Agility comes from virtualization — as much as we can, as soon as possible. Monetization is a longer story, worthy of its own blog, but it’s there. Optimization comes from moving apps, self-healing techniques and other hardware-historical elements into the cloud. It also involves the economics that come with open systems.
Here’s another necessary extreme, as important: We have to transform. All of us. As people, as colleagues, as coworkers. We need to be able to say goodbye, and quickly, to the days of the RFP sequence: Write it. Wait for responses. Pick vendors. Review. Hand off. Find a bug. Report it. Wait. Instead, we need to do what it takes (which brings us back to “agile”) to continuously improve, continuously integrate, continuously automate.
Happily, I can shift now from proselytizing to a few proof points, based on actual experiences of agile partnerships between a vendor, and a service provider. Because when we do it, it works really, really well. Let’s start with cloud-DVR: When DVR functions are virtualized by putting them in the cloud, not in the home, the potential for a 15% TCO savings is real, as is a seven percent lift in revenue.

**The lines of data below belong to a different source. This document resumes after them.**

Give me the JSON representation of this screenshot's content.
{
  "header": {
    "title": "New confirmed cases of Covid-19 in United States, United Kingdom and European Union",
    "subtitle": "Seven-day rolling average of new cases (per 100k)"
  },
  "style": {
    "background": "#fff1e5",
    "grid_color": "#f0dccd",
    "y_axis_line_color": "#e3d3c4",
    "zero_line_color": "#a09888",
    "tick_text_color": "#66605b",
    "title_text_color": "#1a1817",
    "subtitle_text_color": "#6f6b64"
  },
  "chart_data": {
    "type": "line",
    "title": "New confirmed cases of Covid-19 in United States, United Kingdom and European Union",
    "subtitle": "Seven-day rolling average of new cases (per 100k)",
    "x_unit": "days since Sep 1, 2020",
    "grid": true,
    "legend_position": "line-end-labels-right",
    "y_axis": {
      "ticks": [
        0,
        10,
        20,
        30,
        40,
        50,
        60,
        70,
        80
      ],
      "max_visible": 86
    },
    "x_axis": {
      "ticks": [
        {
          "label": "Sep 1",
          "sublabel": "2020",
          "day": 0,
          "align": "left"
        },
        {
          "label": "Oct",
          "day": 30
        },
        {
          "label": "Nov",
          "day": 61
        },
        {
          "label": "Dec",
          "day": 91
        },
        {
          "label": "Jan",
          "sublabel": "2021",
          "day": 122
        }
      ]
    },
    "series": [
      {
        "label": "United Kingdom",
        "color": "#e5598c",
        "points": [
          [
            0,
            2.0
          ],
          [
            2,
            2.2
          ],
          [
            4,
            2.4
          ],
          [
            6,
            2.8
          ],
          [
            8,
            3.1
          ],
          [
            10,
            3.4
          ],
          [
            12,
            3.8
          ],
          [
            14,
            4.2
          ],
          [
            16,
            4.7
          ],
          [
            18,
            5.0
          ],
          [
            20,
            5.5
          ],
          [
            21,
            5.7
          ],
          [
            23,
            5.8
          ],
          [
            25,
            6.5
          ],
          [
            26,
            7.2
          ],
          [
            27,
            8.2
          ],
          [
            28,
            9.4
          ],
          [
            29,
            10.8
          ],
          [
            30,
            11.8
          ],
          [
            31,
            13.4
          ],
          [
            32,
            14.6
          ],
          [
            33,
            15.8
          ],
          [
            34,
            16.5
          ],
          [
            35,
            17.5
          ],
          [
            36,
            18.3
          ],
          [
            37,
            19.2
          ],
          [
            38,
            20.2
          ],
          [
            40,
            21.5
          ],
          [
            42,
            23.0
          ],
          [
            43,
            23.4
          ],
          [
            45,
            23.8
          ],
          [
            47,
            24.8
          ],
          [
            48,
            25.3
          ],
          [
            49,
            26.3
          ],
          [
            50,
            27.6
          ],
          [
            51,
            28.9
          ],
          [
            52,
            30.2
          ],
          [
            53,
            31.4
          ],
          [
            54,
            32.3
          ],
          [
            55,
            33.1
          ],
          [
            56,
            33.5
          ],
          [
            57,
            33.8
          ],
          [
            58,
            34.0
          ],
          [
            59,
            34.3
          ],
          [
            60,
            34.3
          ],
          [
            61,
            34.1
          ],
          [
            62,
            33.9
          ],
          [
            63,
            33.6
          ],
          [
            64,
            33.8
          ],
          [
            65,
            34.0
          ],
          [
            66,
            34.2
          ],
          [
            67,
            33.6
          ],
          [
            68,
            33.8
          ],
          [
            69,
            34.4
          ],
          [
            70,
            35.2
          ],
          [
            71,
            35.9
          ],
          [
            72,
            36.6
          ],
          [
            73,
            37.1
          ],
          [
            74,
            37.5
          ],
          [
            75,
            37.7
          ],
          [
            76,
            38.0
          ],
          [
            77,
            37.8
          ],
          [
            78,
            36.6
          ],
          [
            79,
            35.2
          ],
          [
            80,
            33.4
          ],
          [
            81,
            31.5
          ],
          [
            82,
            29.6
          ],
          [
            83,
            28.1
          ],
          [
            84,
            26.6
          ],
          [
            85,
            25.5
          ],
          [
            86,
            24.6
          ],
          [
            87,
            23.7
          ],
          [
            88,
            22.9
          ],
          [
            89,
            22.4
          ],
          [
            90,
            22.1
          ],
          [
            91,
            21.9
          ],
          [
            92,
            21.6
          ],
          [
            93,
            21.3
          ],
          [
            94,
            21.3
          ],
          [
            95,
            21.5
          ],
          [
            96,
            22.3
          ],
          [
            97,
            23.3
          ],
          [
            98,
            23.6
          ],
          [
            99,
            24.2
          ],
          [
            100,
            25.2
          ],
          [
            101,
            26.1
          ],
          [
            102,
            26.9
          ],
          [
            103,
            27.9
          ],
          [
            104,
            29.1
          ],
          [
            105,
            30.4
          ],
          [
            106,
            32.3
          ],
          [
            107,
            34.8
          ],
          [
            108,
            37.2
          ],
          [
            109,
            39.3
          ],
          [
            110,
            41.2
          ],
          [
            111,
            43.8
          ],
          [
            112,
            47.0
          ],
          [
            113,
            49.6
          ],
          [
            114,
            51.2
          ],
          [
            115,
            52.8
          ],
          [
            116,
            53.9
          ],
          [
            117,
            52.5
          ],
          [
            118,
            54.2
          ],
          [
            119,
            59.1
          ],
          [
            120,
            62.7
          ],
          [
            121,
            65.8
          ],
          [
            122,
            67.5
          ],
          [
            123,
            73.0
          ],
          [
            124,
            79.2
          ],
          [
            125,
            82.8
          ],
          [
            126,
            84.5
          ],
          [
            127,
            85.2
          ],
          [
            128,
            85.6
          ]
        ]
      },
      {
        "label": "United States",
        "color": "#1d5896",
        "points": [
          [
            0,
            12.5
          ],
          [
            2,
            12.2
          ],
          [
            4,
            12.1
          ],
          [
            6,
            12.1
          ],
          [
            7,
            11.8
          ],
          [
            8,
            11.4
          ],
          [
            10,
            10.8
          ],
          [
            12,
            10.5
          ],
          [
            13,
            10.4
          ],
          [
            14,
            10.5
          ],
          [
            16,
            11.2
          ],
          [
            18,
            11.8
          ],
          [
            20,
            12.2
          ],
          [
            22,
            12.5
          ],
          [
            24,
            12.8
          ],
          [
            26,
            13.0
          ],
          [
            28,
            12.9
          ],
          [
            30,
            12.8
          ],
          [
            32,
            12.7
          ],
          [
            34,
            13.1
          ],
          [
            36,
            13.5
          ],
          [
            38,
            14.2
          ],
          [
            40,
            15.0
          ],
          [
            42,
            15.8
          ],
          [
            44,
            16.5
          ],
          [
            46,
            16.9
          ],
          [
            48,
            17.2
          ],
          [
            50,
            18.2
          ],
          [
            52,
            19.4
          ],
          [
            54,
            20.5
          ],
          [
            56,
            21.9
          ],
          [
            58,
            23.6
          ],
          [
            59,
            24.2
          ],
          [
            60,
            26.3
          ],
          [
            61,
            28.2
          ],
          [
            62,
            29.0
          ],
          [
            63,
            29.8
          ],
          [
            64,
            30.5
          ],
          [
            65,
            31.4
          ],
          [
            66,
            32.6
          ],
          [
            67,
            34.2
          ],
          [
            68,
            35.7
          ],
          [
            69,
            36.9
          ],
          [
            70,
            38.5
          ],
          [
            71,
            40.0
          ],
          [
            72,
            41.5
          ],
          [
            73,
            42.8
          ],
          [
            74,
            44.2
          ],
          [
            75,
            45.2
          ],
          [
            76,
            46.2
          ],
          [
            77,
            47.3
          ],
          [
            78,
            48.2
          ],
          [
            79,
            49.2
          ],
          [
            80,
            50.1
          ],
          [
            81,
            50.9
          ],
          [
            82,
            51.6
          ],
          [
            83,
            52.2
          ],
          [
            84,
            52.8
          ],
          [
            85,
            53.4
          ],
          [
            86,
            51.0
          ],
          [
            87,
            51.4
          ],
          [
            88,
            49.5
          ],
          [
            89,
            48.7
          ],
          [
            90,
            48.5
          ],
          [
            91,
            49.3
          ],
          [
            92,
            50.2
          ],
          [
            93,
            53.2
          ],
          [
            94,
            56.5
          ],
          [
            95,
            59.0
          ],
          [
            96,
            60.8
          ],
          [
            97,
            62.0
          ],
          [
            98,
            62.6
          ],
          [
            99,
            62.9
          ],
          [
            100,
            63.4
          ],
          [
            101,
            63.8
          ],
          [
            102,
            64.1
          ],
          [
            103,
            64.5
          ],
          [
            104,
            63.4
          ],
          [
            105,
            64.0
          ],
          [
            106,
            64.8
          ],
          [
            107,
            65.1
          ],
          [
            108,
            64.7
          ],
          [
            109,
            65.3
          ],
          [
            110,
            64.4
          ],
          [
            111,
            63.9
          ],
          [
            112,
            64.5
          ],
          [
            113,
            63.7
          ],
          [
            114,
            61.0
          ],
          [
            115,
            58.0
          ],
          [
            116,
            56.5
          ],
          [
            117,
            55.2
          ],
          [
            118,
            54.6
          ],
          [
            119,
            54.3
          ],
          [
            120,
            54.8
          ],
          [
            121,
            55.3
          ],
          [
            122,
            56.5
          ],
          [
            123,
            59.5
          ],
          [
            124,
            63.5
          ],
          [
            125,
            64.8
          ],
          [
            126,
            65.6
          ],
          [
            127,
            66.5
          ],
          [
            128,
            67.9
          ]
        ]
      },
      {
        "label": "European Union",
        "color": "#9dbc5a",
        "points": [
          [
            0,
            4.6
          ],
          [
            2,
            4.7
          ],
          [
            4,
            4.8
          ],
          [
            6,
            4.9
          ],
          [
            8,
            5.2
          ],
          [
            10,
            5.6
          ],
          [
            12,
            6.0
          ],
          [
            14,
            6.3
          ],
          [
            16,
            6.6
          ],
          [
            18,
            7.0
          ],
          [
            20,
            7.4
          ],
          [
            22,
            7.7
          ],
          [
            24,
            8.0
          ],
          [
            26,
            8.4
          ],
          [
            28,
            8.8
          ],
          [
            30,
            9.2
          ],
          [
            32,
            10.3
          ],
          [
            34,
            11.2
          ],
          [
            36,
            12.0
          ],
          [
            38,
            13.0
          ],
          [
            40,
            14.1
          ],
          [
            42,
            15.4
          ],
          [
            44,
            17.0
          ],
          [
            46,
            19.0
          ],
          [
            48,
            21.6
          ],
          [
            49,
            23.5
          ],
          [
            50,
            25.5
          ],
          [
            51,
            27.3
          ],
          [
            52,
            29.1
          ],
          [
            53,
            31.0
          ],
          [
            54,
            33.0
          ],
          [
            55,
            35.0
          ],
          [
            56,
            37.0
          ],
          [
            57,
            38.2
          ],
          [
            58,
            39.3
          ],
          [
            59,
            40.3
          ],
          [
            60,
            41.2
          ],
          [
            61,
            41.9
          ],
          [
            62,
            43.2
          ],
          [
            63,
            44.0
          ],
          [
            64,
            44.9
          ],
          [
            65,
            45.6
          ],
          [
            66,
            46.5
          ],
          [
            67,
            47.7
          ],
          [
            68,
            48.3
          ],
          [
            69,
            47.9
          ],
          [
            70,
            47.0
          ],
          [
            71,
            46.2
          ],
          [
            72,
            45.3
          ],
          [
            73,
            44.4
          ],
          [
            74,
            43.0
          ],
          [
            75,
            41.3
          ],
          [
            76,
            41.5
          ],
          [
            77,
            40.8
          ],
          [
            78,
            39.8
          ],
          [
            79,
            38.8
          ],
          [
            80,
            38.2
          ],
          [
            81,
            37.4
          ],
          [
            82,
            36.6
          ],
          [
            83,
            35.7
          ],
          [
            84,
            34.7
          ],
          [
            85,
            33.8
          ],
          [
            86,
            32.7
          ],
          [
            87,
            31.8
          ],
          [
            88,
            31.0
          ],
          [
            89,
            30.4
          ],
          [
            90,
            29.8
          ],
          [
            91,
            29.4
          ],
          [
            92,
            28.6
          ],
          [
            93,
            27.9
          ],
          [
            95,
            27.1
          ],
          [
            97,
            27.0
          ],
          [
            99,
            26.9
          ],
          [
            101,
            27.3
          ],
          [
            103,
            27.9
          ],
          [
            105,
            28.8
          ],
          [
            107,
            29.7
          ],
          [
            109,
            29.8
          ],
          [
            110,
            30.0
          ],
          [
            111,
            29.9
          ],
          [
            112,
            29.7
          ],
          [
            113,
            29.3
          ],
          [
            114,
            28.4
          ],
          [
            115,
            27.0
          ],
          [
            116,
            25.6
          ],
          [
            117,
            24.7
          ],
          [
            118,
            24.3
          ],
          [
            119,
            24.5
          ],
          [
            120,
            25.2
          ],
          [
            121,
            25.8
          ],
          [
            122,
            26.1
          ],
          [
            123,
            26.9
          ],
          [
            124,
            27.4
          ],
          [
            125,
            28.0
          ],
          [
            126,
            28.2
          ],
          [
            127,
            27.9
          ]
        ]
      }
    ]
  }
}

Virtualizing the mobile packet core presents a stunning 53% TCO savings, and a 50% savings in mobile backhaul; in our experience, moving voice over Wi-Fi (VoWi-Fi) saved 23% in TCO, and a 12% lift in profitability.
You get the picture. These examples go on and on and on, and will continue to do so.
My thanks to the fine people at the TIA for inviting me to share my thoughts on the network of the future. We’re lucky to be living in such exciting and transformative times!